Demanding better policy implementation—and as a result, shifting fault away from himself—represents one of the few options Mr. Kim has left.
The North Korean leader needed to send a message to his ruling class about accountability, said Lee Ho-ryung, a senior research fellow at the Seoul-based Korea Institute for Defense Analyses, a state-run think tank.
“If Kim does not get immediate support from his elite group, he cannot manage and reconcile the incremental complaints of the North Koreans,” Ms. Lee said.
Until Covid-19 vaccines become widely available, the Kim regime is effectively stuck in place, since reopening borders even partially would be too risky due to infrastructure vulnerabilities, widespread malnutrition and an elderly population, said Jiho Cha, an expert on North Korea’s healthcare system.
“They don’t have any other option but to keep the borders shut,” said Dr. Cha, who is a global health scholar at the University of Manchester.
North Korea has applied to receive vaccinations with the Covax program but has yet to receive any doses.
Paralyzed by pandemic countermeasures, North Korea’s on-the-ground situation has grown harsher. Mr. Kim’s recent weight loss—estimated by Seoul’s spy agency at between 22 and 44 pounds—was packaged by state media as an emblem of the nation’s continuing struggles. Prior estimates put Mr. Kim’s weight at 310 pounds or more.
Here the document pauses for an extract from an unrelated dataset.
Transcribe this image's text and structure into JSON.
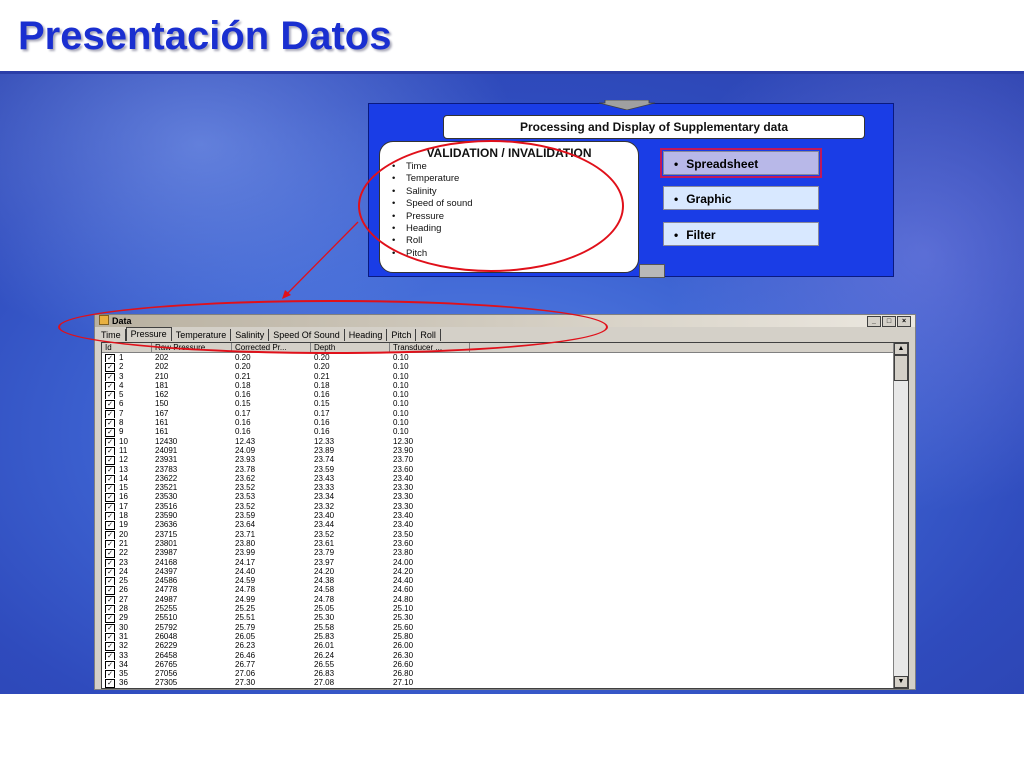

North Korea’s food supply has been crimped by last year’s summer floods that hurt agricultural production. But prices for rice and corn haven’t surged, according to Kang Mi Jin, a defector who monitors the country’s economy and regularly speaks with North Koreans.
Times are tight, though, with some having to sell their motorcycles or air conditioners for cash, she added. Informal marketplaces, where many North Koreans make a living, have seen their selling hours reduced as the venues are disinfected in the mornings, and their profits are limited by government price fixing, said Ms. Kang, who works for Daily NK, a Seoul-based publication.
“But if I ask them what food they’re putting on the table, it’s not much different than before,” Ms. Kang said.